Ce millésime marquera durablement la mémoire de la famille Voillot. Dans ce domaine viticole de Volnay (Bourgogne), quatre années de gel et de grêle avaient mis en péril l’exploitation, mais la vendange vient de s’achever sur des volumes jamais atteints depuis 2009. L’abondance est exceptionnelle. Hélas, Jean-Pierre Charlot, le vigneron, n’a pas pu vivre ce moment. Il a été hospitalisé en urgence en fin de semaine dernière et se trouvait en soins intensifs quand les premières cuves ont commencé de fermenter. Cela a obligé son neveu, Étienne Chaix, à prendre la barre plus tôt que prévu pour mener des vendanges très particulières.

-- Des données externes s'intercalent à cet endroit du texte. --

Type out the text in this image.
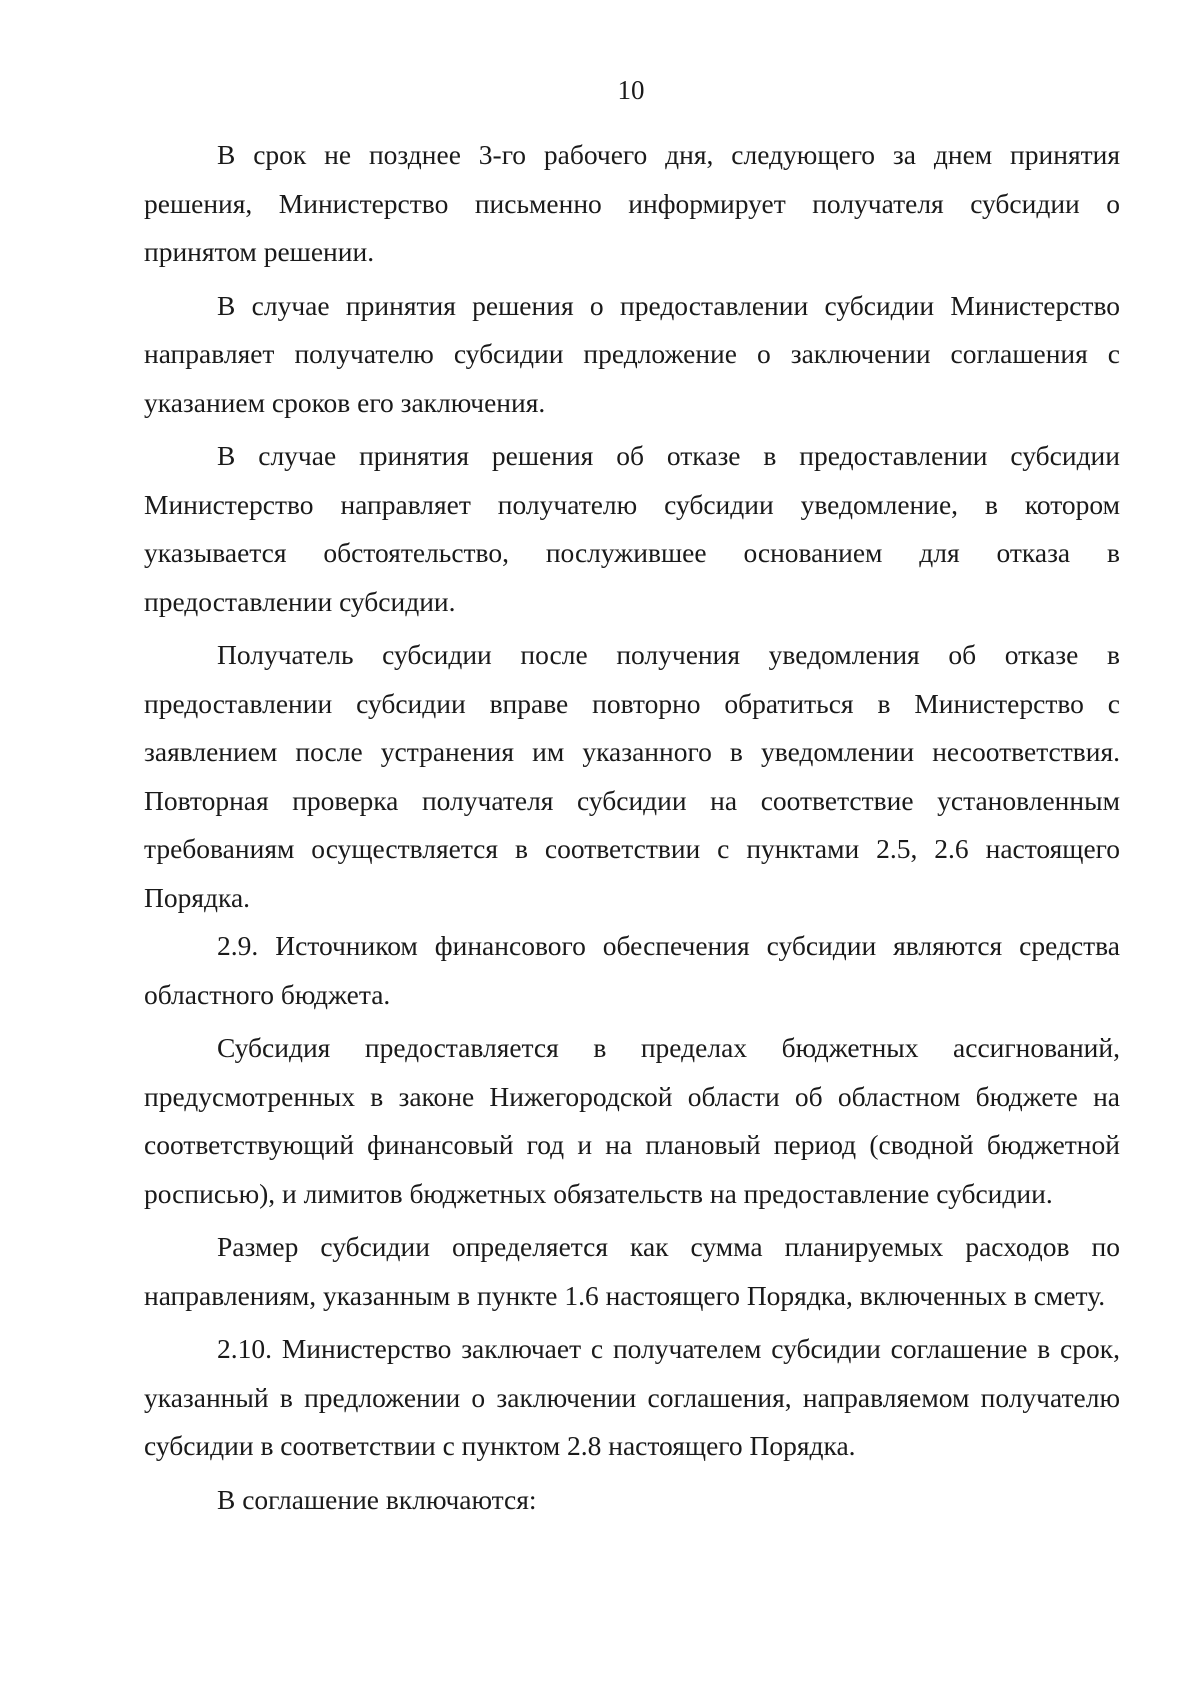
10

В срок не позднее 3-го рабочего дня, следующего за днем принятия решения, Министерство письменно информирует получателя субсидии о принятом решении.

В случае принятия решения о предоставлении субсидии Министерство направляет получателю субсидии предложение о заключении соглашения с указанием сроков его заключения.

В случае принятия решения об отказе в предоставлении субсидии Министерство направляет получателю субсидии уведомление, в котором указывается обстоятельство, послужившее основанием для отказа в предоставлении субсидии.

Получатель субсидии после получения уведомления об отказе в предоставлении субсидии вправе повторно обратиться в Министерство с заявлением после устранения им указанного в уведомлении несоответствия. Повторная проверка получателя субсидии на соответствие установленным требованиям осуществляется в соответствии с пунктами 2.5, 2.6 настоящего Порядка.

2.9. Источником финансового обеспечения субсидии являются средства областного бюджета.

Субсидия предоставляется в пределах бюджетных ассигнований, предусмотренных в законе Нижегородской области об областном бюджете на соответствующий финансовый год и на плановый период (сводной бюджетной росписью), и лимитов бюджетных обязательств на предоставление субсидии.

Размер субсидии определяется как сумма планируемых расходов по направлениям, указанным в пункте 1.6 настоящего Порядка, включенных в смету.

2.10. Министерство заключает с получателем субсидии соглашение в срок, указанный в предложении о заключении соглашения, направляемом получателю субсидии в соответствии с пунктом 2.8 настоящего Порядка.

В соглашение включаются:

Jusqu’à l’année dernière, Étienne travaillait dans les céréales tout en faisant DJ, le week-end, dans les boîtes de nuit de la région. Au mariage de son frère aîné Antoine, à la Toussaint 2015, il a interrogé son oncle : le sentait-il capable, lui, Étienne, de reprendre l’exploitation, ou irait-on « au casse-pipe » ? Jean-Pierre voyait la retraite s’approcher depuis plusieurs années et, faute de successeurs, il s’était résolu à ce que le domaine, qui était dans la famille depuis cinq générations, soit vendu à des investisseurs. « Il parlait de commencer à faire des stocks de vin pour la famille, pour quand il n’y aurait plus de vignes. Je trouvais triste que ça ne continue pas », dit aujourd’hui Étienne. Son oncle lui a d’abord dit qu’on verrait après la noce si la proposition tenait toujours. Qu’il faudrait ensuite convaincre toute la famille. Mais sur le principe, a ajouté Jean-Pierre, ce n’est pas sorcier de faire vigneron : il faut deux jambes, deux bras et un cerveau.
Quelques mois plus tard, Étienne débutait. Je me souviens de son premier jour, avant que cette série ne commence. Jean-Pierre lui a présenté officiellement l’équipe, qu’il connaissait en réalité pour avoir vendangé régulièrement au domaine. Les ouvriers agricoles accueillaient un nouveau collègue qui serait un jour leur patron, c’était particulier. Oncle et neveu sont assez dissemblables. Jean-Pierre est un colosse chaleureux, toujours curieux de découvrir les gens. Étienne est râblé, poli, mais timide. Il garde en général pour lui ce qu’il pense des gens pour lui. On devine quelqu’un de tenace, obstiné même, mais on ne sait jamais trop à quoi s’en tenir, il ne se livre pas. Il a fait une bonne année d’alternance, bossant à mi-temps au domaine et apprenant le métier au lycée viticole de Beaune.